Question: What is $f(x)$ and what is $f(y)$?
You are given (no need to check) that the function $G(x-y,t)$ defined by
$$G(x-y,t)=\frac{1}{\sqrt{4\pi c^2 t}}e^{-(x-y)^2/4c^2t}$$
satisfies the $1$-D heat equation
$$G_t(x-y,t)=c^2 G_{xx}(x-y,t), -\infty \lt x \lt \infty, t\gt 0$$ Show that $u(x,t)$ defined by $$u(x,t) = \int_{-\infty}^\infty G(x-y,t)f(y) dy$$
also satisfies the $1$-D heat equation as well as the initial condition $$\lim \limits_{t\to 0^+} u(x,t)=f(x)$$
I think perhaps $f(y)$ isn't relevant, since: $$u(x,t) = \int_{-\infty}^\infty G(x-y,t)f(y) dy=\int_{-\infty}^\infty 0f(y)\,dy=0$$ And therefore this integral does satisfy the heat equation.
Perhaps for $f(x)$ they are saying that for $u(x,t)=F(x)G(t)$ we have $u(x,0)=F(x)$ e.g. $G(0)=1$. I am not totally sure.

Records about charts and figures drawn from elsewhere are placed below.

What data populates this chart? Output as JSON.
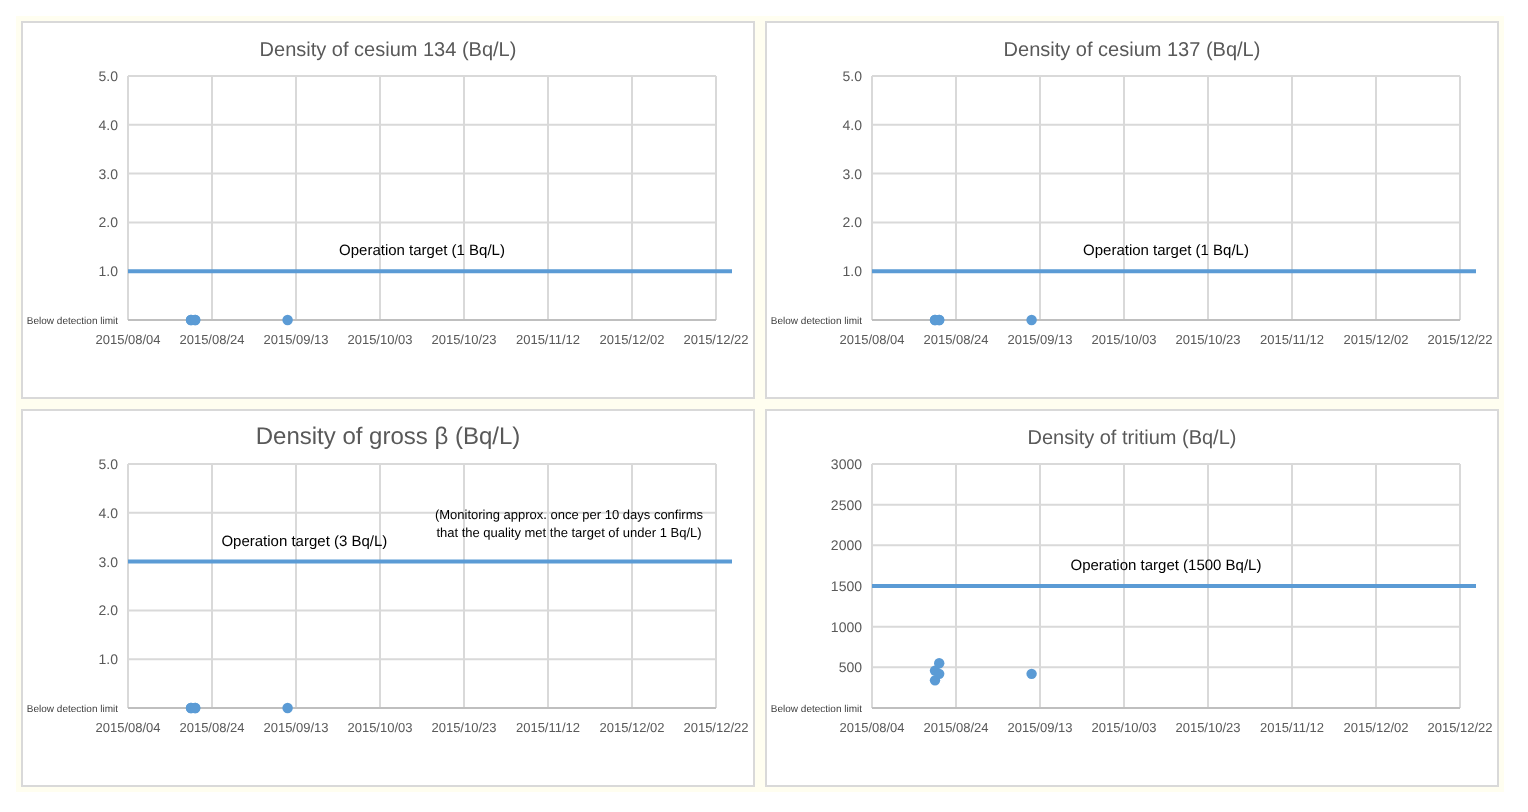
{
  "chart_data": [
    {
      "type": "scatter",
      "title": "Density of cesium 134 (Bq/L)",
      "x": [
        "2015-08-19",
        "2015-08-19",
        "2015-08-20",
        "2015-08-20",
        "2015-09-11"
      ],
      "values": [
        0,
        0,
        0,
        0,
        0
      ],
      "color": "#5b9bd5",
      "marker": "circle",
      "grid": true,
      "xlim": [
        "2015-08-04",
        "2015-12-22"
      ],
      "xticks": [
        {
          "value": "2015-08-04",
          "label": "2015/08/04"
        },
        {
          "value": "2015-08-24",
          "label": "2015/08/24"
        },
        {
          "value": "2015-09-13",
          "label": "2015/09/13"
        },
        {
          "value": "2015-10-03",
          "label": "2015/10/03"
        },
        {
          "value": "2015-10-23",
          "label": "2015/10/23"
        },
        {
          "value": "2015-11-12",
          "label": "2015/11/12"
        },
        {
          "value": "2015-12-02",
          "label": "2015/12/02"
        },
        {
          "value": "2015-12-22",
          "label": "2015/12/22"
        }
      ],
      "ylim": [
        0,
        5
      ],
      "yticks": [
        {
          "value": 0,
          "label": "Below detection limit"
        },
        {
          "value": 1,
          "label": "1.0"
        },
        {
          "value": 2,
          "label": "2.0"
        },
        {
          "value": 3,
          "label": "3.0"
        },
        {
          "value": 4,
          "label": "4.0"
        },
        {
          "value": 5,
          "label": "5.0"
        }
      ],
      "ref_lines": [
        {
          "axis": "y",
          "value": 1,
          "label": "Operation target (1 Bq/L)",
          "color": "#5b9bd5"
        }
      ]
    },
    {
      "type": "scatter",
      "title": "Density of cesium 137 (Bq/L)",
      "x": [
        "2015-08-19",
        "2015-08-19",
        "2015-08-20",
        "2015-08-20",
        "2015-09-11"
      ],
      "values": [
        0,
        0,
        0,
        0,
        0
      ],
      "color": "#5b9bd5",
      "marker": "circle",
      "grid": true,
      "xlim": [
        "2015-08-04",
        "2015-12-22"
      ],
      "xticks": [
        {
          "value": "2015-08-04",
          "label": "2015/08/04"
        },
        {
          "value": "2015-08-24",
          "label": "2015/08/24"
        },
        {
          "value": "2015-09-13",
          "label": "2015/09/13"
        },
        {
          "value": "2015-10-03",
          "label": "2015/10/03"
        },
        {
          "value": "2015-10-23",
          "label": "2015/10/23"
        },
        {
          "value": "2015-11-12",
          "label": "2015/11/12"
        },
        {
          "value": "2015-12-02",
          "label": "2015/12/02"
        },
        {
          "value": "2015-12-22",
          "label": "2015/12/22"
        }
      ],
      "ylim": [
        0,
        5
      ],
      "yticks": [
        {
          "value": 0,
          "label": "Below detection limit"
        },
        {
          "value": 1,
          "label": "1.0"
        },
        {
          "value": 2,
          "label": "2.0"
        },
        {
          "value": 3,
          "label": "3.0"
        },
        {
          "value": 4,
          "label": "4.0"
        },
        {
          "value": 5,
          "label": "5.0"
        }
      ],
      "ref_lines": [
        {
          "axis": "y",
          "value": 1,
          "label": "Operation target (1 Bq/L)",
          "color": "#5b9bd5"
        }
      ]
    },
    {
      "type": "scatter",
      "title": "Density of gross β (Bq/L)",
      "x": [
        "2015-08-19",
        "2015-08-19",
        "2015-08-20",
        "2015-08-20",
        "2015-09-11"
      ],
      "values": [
        0,
        0,
        0,
        0,
        0
      ],
      "color": "#5b9bd5",
      "marker": "circle",
      "grid": true,
      "xlim": [
        "2015-08-04",
        "2015-12-22"
      ],
      "xticks": [
        {
          "value": "2015-08-04",
          "label": "2015/08/04"
        },
        {
          "value": "2015-08-24",
          "label": "2015/08/24"
        },
        {
          "value": "2015-09-13",
          "label": "2015/09/13"
        },
        {
          "value": "2015-10-03",
          "label": "2015/10/03"
        },
        {
          "value": "2015-10-23",
          "label": "2015/10/23"
        },
        {
          "value": "2015-11-12",
          "label": "2015/11/12"
        },
        {
          "value": "2015-12-02",
          "label": "2015/12/02"
        },
        {
          "value": "2015-12-22",
          "label": "2015/12/22"
        }
      ],
      "ylim": [
        0,
        5
      ],
      "yticks": [
        {
          "value": 0,
          "label": "Below detection limit"
        },
        {
          "value": 1,
          "label": "1.0"
        },
        {
          "value": 2,
          "label": "2.0"
        },
        {
          "value": 3,
          "label": "3.0"
        },
        {
          "value": 4,
          "label": "4.0"
        },
        {
          "value": 5,
          "label": "5.0"
        }
      ],
      "ref_lines": [
        {
          "axis": "y",
          "value": 3,
          "label": "Operation target (3 Bq/L)",
          "color": "#5b9bd5"
        }
      ],
      "annotations": [
        "(Monitoring approx. once per 10 days confirms that the quality met the target of under 1 Bq/L)"
      ]
    },
    {
      "type": "scatter",
      "title": "Density of tritium  (Bq/L)",
      "x": [
        "2015-08-19",
        "2015-08-19",
        "2015-08-20",
        "2015-08-20",
        "2015-09-11"
      ],
      "values": [
        340,
        460,
        420,
        550,
        420
      ],
      "color": "#5b9bd5",
      "marker": "circle",
      "grid": true,
      "xlim": [
        "2015-08-04",
        "2015-12-22"
      ],
      "xticks": [
        {
          "value": "2015-08-04",
          "label": "2015/08/04"
        },
        {
          "value": "2015-08-24",
          "label": "2015/08/24"
        },
        {
          "value": "2015-09-13",
          "label": "2015/09/13"
        },
        {
          "value": "2015-10-03",
          "label": "2015/10/03"
        },
        {
          "value": "2015-10-23",
          "label": "2015/10/23"
        },
        {
          "value": "2015-11-12",
          "label": "2015/11/12"
        },
        {
          "value": "2015-12-02",
          "label": "2015/12/02"
        },
        {
          "value": "2015-12-22",
          "label": "2015/12/22"
        }
      ],
      "ylim": [
        0,
        3000
      ],
      "yticks": [
        {
          "value": 0,
          "label": "Below detection limit"
        },
        500,
        1000,
        1500,
        2000,
        2500,
        3000
      ],
      "ref_lines": [
        {
          "axis": "y",
          "value": 1500,
          "label": "Operation target (1500 Bq/L)",
          "color": "#5b9bd5"
        }
      ]
    }
  ]
}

Consider the one dimensional heat equation $$ \left \{ \begin{array}{cc} u_t - c^2 u_{xx} = 0 \\ u(x,0) = f(x) \end{array} \right. $$ It can be shown by direct verification that $$u(x,t) = G * f $$ where $*$ is the convolution operator, i.e. what you have written above. $f(x)$ is the initial data specified. Why does this come about? If you take a Fourier transform and solve the 1st order equation, you'll obtain $$ \hat u( \xi ,t) = \hat f ( \xi ) \hat G (\xi,t) $$ This is why it's nice to specify the time $t=0$ with something.